According to the authors, the biggest impact of preventable gun violence is suicide, noting that gun-related suicide attempts are successful more than 90% of the time. When compared to other methods, such as cutting or pill ingestions, it’s almost the opposite, as they are unsuccessful more than 90% of the time. According to a 2002 study published in The British Journal of Psychiatry, the majority of those who attempt suicide but survive do not end up dying from a later attempt.

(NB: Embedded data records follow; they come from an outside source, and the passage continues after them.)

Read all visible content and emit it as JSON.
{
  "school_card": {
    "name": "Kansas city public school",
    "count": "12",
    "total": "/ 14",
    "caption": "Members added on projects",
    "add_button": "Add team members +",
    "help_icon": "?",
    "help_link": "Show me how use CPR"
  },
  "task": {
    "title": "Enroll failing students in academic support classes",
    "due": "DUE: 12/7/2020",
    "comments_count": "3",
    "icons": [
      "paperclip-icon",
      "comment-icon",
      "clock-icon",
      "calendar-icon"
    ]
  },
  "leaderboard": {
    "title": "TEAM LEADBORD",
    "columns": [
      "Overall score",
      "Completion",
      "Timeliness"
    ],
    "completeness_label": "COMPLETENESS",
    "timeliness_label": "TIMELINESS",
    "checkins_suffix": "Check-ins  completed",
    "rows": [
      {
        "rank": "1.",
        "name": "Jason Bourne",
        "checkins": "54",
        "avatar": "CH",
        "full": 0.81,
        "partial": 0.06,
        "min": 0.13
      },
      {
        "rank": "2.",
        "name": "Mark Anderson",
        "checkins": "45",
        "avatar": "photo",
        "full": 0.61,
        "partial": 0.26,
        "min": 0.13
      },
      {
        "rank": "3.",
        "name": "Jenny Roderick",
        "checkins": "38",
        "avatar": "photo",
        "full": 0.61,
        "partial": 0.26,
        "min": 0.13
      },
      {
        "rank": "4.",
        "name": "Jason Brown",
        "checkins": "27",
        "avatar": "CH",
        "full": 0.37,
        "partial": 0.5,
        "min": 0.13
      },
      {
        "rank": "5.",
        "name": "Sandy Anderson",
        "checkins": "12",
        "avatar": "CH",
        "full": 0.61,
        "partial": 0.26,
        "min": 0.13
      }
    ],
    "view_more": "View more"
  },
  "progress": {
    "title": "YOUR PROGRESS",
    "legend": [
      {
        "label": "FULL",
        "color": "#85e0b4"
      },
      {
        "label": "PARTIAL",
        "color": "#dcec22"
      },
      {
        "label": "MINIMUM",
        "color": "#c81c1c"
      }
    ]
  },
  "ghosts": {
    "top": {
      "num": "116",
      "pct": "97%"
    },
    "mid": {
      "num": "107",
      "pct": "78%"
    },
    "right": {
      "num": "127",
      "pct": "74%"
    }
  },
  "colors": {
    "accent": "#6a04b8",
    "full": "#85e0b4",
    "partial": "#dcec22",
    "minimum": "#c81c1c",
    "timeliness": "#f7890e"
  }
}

“As we point out in the editorial, 61% of gun deaths are suicides,” Rivara (pictured) told MD Magazine. “Every physician who has a depressed patient in their office needs to think about suicide risk and should ask about firearms in the home. In addition, among those with assault-related gunshot wounds, a prior study done by Rowhani-Rahbar and myself showed there was a very high risk of recidivism. This is an issue that primary care physicians need to contend with.”
Rivara added that currently, the solution to preventing gun-related suicide among at-risk patients is a mystery, but that physicians should be required to have suicide assessment training. In the state of Washington, that is currently a requirement.
Studies have been conducted on the impact of guns on public health - on gun use in terror attacks, gun violence exposure’s effect on children, firearm laws and their relationship to firearm homicides, and others, were published just in 2017.
This was noted by Bauchner, Rivara, and Bonow, but the limits placed on science to conduct these studies by the US Congress have impeded progress, resulting in a “64% decline in the number of firearm studies per million citations in SCOPUS between 1998 and 2012.”
One example of such impediment comes from a 2017 research letter done by Ted Alcorn, MHS, MA, detailing trends in research publications about gun violence. He noted the Centers for Disease Control and Prevention’s research into firearm injuries, which began in the 1980s but dwindled, with its spend eventually falling 96% by 2012, to the point that the agency stopped researching the topic. This downslide occurred due to a 1996 ruling from Congress banning the agency from advocating or promoting gun control in its research.
Alcorn’s letter also referenced a 2013 Institute of Medicine report that stated: “the scarcity of research on firearm-related violence limits policymakers’ ability to propose evidence-based policies that reduce injuries and deaths and maximize safety.”
While laws may hinder the research that can be done in relation to gun violence and its impact on the public’s health, there are currently are no legal issues preventing physicians from asking about guns in the home, and subsequently (and appropriately) counseling patients, according to Rivara.
“Physicians should be counseling about safe storage of guns, which has been shown to be effective in reducing the risk of firearm deaths among youth,” he said. “In addition, physicians need to be active in addressing what is an enormous public health problem.”
Thinking of gun violence as a health epidemic is not a viewpoint that is commonly expressed. Epidemics are viewed by the public as sickness and illness, but rarely as something non-biological. This makes addressing gun-related violence as a public health concern difficult. Especially, Rivara noted, since the physician’s role is to assess and treat public health.
“All physicians, but especially pediatricians, are concerned with diseases and injury prevention,” Rivara said. “We think about the major issues affecting the health of the public. When we do so, it is impossible to ignore the public health issue of gun-related injuries and deaths.”
Every day, 100 people in the US die from gun-related violence, something Rivara noted needs to be a focus. Getting physicians involved in the screening process of gun purchases may be a solution, but of course, more research is needed to know for sure.
“We need to develop some interventions and test them for both feasibility and effectiveness,” Rivara said. “This is where research is so important. We don't want to promote an activity that is not effective.”